O’Neill nodded, he had heard about that one more than enough when he had recruited Sheppard for the Atlantis mission. “What was the other one?” he asked.
“It was another of those incidents that have never happened.” Schmiedeberg replied. He didn’t need a reminder that the incident would be in his full file anyway, after a moment he went on by himself. “That incident in the Alban mountains… the one Hutchinson send me into – it was there. I was supposed to sneak into a place, gather some dropped off data and return without attracting attention. It was a setup, a distraction, while I walked into an ambush and got captured, the real man with the real data snug out without being intercepted. But something else went wrong in the whole op, somebody else got trapped too, and Sheppard was send in for an extraction.”
“Only he found you instead of his target.”

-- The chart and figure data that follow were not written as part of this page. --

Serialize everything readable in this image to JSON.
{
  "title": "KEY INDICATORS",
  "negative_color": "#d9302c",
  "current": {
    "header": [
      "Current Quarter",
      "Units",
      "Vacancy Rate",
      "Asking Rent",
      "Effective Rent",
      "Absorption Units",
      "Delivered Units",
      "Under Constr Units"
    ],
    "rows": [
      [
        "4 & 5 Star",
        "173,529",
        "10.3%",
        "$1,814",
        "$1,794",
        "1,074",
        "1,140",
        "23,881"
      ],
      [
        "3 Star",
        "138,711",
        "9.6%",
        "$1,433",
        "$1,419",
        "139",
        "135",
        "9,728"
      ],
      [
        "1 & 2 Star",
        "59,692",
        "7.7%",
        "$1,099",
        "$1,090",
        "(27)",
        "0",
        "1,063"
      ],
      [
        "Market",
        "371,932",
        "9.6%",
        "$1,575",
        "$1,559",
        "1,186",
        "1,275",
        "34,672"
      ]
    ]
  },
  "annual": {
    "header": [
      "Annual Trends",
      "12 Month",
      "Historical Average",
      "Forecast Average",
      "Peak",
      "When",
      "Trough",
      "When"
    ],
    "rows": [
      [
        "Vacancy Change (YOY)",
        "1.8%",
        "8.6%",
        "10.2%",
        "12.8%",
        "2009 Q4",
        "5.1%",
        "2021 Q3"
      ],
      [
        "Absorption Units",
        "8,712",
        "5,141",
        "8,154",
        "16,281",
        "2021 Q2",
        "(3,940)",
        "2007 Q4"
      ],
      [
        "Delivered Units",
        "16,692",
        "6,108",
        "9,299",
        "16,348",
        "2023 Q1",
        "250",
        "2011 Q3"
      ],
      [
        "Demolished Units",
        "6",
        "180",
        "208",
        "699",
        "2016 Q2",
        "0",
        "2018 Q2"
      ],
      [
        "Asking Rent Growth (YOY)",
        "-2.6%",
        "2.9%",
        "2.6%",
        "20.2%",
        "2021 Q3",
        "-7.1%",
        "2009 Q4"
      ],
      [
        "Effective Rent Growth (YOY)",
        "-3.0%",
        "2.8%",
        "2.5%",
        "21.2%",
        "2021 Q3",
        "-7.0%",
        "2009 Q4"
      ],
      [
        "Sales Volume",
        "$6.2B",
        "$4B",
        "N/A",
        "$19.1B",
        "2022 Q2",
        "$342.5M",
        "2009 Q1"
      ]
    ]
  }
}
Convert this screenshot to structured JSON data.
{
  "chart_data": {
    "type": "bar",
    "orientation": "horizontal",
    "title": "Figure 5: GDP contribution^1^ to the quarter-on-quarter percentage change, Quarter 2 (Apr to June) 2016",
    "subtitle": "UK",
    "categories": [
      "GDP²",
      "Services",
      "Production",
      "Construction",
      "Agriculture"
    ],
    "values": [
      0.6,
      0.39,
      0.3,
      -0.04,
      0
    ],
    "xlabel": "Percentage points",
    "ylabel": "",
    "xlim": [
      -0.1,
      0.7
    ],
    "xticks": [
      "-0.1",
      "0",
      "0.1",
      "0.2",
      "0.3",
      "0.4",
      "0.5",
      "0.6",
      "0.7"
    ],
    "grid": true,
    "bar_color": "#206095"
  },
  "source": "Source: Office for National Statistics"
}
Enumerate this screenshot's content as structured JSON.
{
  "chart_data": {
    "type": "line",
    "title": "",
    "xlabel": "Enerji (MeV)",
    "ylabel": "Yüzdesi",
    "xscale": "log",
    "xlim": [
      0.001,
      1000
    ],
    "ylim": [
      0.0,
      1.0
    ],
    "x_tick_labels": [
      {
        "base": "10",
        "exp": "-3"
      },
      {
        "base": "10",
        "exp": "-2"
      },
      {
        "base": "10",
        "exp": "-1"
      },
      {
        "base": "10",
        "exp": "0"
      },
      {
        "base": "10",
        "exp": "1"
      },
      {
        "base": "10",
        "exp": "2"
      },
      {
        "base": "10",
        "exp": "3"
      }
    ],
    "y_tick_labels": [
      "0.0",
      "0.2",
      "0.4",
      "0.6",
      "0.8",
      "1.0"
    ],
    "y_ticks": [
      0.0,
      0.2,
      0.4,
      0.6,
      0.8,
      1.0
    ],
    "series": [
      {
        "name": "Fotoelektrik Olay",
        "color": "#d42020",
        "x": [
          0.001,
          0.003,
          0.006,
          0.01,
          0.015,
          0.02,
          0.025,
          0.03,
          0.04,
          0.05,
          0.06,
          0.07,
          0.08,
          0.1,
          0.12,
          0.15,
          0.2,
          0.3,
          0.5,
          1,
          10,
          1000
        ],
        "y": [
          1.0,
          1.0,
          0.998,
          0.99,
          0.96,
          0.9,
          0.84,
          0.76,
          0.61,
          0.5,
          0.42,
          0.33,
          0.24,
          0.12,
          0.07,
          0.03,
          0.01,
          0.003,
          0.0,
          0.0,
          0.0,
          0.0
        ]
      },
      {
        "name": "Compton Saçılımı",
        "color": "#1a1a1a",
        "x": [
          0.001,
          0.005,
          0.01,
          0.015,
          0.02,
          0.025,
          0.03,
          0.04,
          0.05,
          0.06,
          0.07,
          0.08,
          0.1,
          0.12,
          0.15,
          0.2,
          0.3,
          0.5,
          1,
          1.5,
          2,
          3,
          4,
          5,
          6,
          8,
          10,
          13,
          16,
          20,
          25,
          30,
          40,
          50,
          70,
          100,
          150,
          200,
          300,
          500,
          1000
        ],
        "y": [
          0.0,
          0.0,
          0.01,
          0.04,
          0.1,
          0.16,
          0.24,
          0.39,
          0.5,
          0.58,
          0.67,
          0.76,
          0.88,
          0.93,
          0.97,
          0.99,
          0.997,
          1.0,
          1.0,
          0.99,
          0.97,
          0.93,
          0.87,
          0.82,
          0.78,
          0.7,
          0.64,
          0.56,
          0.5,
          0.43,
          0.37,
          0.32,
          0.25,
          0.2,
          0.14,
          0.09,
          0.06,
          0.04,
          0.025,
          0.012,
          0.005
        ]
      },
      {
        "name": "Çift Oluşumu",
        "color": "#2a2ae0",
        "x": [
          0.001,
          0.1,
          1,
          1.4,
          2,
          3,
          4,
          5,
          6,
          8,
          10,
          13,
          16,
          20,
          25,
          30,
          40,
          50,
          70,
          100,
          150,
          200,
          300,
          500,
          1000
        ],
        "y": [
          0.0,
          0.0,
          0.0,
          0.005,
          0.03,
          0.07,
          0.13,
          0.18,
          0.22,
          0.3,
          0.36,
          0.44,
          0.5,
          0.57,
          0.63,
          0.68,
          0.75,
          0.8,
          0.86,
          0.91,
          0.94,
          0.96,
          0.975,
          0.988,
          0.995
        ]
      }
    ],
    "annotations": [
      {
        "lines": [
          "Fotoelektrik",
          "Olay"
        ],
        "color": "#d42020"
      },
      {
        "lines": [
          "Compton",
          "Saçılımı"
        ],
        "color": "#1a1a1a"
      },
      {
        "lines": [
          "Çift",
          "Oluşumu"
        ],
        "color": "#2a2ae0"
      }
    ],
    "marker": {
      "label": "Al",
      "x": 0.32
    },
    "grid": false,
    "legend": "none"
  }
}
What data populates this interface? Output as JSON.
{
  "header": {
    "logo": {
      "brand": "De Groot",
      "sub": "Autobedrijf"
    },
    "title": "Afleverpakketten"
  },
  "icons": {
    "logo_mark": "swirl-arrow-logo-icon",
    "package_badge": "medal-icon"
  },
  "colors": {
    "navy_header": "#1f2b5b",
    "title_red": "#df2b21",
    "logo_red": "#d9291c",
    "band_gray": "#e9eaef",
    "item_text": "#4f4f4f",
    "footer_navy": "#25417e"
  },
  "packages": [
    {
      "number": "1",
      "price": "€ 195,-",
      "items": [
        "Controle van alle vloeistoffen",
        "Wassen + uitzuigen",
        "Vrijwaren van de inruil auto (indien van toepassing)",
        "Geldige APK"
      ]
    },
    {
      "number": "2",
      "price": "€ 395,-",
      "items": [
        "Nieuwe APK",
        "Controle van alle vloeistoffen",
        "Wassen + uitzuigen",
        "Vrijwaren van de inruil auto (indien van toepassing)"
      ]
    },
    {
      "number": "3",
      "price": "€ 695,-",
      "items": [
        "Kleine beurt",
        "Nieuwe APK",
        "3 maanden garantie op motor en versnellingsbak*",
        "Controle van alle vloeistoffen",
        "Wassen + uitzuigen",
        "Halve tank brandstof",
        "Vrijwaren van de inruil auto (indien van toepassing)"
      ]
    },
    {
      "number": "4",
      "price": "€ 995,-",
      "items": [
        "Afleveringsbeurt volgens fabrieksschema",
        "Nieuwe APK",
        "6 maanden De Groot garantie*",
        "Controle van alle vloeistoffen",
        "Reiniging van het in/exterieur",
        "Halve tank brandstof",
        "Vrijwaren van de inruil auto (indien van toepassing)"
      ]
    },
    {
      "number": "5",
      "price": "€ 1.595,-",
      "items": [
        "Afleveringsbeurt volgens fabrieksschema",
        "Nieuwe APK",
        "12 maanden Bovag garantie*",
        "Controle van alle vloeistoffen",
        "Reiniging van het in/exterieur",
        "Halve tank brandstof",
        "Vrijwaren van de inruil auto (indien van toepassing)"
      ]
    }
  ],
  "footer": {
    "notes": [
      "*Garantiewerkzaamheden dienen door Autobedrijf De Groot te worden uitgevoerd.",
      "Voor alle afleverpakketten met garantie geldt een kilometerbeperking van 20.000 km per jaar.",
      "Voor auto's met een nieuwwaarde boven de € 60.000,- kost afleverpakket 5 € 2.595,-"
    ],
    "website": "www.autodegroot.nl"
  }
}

“He was captured too, interrogated and… let’s leave it at that. After all he had been through he still had the strength to intercede when the guards were about to finish me off. The beating he received… the hits to the head, I was later told he’d never fully remember what happened because of that. Eventually they decided we were of no further use and tried to dispose of us, we escaped and made it back in the end.” Dietmar’s eyes went through the map, staring at something that wasn’t really there, at the past. “’I’d have never survived in that place without him.”
It didn’t take much for O’Neill to read between the lines of that report. He had been in such spots himself, he knew the scars it left. The incident had not been included in the file he had read, but that wasn’t something he’d ever let on. “It’s always hardest when we know it’s a friend out there, waiting for help.” He eventually said. Reverting back to his usual manner of speech he added: “See that you get us some nifty Wraith tech tomorrow, so we can finish up this mess.”